Zubiri made this call following a TV news report of fishkill in Barangay Kaingin, Sta. Rosa, Laguna that has been going on for three days (Oct. 18-20).
“This act of pollution is destroying one of our lifelines that provides water, food and livelihood for 14 million people in Metro Manila, Laguna and Rizal. The establishments responsible should be shut down.”
He further noted that persons and establishment responsible for the fishkill should be punished for violations of the Clean Water Act.
“If the discharge of those chemicals to the water was deliberate on the part of the erring company, they should face stiff penalties as provided by the Clean Water Act. That’s why I am calling for an investigation by the Senate Committee on Environment and Natural Resources to look deeper into what have caused the fishkill,” Zubiri said.
Concerned agencies should investigate the source of the pollution under the Clean Water Act or R. A. 9275. He cited the following:
“SECTION 27. Prohibited Acts. – The following acts are hereby prohibited:
a) Discharging, depositing or causing to be deposited material of any kind directly or indirectly into the water bodies or along the margins of any surface water, where, the same shall be liable to be washed into such surface water, either by tide action or by storm, floods or otherwise, which could cause water pollution or impede natural flow in the water body.”
“We provided for the polluter pays principle in the Clean Water Act, specifically Section 16 of Clean-Up Operations where expenses for the clean-up should be shouldered by the polluter. The polluter should ‘remove and clean-up any pollution incident at his own expense to the extent that the same water bodies have been rendered unfit for utilization and beneficial use.’ Government agencies should also waste no time and conduct containment, removal and clean-up operations as emergency clean-up operations – which costs shall be reimbursed by the polluters.”

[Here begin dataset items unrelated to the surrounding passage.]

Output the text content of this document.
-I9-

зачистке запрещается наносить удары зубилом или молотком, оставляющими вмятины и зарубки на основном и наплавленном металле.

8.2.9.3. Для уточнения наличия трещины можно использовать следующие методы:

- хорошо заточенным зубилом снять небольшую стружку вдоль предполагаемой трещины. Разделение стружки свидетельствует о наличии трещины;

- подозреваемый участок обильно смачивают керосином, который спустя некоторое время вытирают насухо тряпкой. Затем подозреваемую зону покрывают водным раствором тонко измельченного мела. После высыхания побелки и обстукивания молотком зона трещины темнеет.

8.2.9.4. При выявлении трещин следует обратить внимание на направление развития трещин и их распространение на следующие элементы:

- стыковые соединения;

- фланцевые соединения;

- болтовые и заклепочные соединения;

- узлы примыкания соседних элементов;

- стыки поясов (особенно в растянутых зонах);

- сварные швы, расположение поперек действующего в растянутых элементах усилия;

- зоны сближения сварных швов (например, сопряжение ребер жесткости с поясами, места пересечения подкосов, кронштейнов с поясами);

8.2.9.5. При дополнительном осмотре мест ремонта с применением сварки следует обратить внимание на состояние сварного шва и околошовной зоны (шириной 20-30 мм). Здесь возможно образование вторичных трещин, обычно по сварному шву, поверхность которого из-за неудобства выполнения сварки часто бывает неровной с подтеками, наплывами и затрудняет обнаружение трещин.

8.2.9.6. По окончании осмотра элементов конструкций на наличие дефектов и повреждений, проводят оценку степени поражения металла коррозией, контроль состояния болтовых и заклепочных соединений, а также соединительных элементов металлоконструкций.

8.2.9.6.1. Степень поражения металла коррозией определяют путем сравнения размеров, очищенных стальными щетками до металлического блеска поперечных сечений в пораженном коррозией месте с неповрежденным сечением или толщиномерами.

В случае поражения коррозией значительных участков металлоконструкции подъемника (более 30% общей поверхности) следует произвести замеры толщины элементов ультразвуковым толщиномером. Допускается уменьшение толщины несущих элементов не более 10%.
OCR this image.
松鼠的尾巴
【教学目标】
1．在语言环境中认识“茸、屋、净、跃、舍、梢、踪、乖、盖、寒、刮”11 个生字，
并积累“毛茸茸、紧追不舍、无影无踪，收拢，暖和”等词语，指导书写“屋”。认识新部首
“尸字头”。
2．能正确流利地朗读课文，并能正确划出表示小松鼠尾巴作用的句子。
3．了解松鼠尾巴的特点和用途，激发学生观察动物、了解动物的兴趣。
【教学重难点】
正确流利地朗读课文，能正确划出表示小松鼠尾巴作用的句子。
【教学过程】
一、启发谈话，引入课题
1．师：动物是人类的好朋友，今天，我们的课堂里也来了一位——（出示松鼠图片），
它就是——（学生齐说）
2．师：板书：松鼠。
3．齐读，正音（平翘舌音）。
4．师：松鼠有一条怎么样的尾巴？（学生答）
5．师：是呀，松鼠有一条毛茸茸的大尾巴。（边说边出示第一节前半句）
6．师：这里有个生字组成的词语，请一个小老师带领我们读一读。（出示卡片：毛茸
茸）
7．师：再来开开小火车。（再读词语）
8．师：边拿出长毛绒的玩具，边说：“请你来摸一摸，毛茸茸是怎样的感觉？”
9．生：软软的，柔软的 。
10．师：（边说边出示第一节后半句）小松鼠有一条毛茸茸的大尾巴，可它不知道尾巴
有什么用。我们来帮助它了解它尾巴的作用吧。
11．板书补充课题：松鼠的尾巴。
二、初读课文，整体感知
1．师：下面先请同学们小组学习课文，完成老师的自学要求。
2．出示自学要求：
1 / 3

Violators face fines ranging from not less than P10,000 nor more than P200,000 for every day of violation. Meanwhile, “failure to undertake clean-up operations, willfully, or through gross negligence” shall be punished by imprisonment from two years to not more than four years and a fine ranging from P50,000 to P100,000 per day for each day of violation. If failure to clean up results in serious injury or loss of life and/or irreversible water contamination of surface, ground, coastal and marine water, the polluter faces imprisonment from six (6) years and one day to not more than 12 years, and a fine of P500,000 per day for each day during which the omission and/or contamination continues.
The responsible establishments are also subject to closure, suspension of development or construction, or cessation of operations during the pendency of the case.
“We can’t ignore these fishkills which disrupt the livelihood of thousands of fishermen and the millions of poor who fish for their dinner from Laguna de Bay,” Zubiri lamented.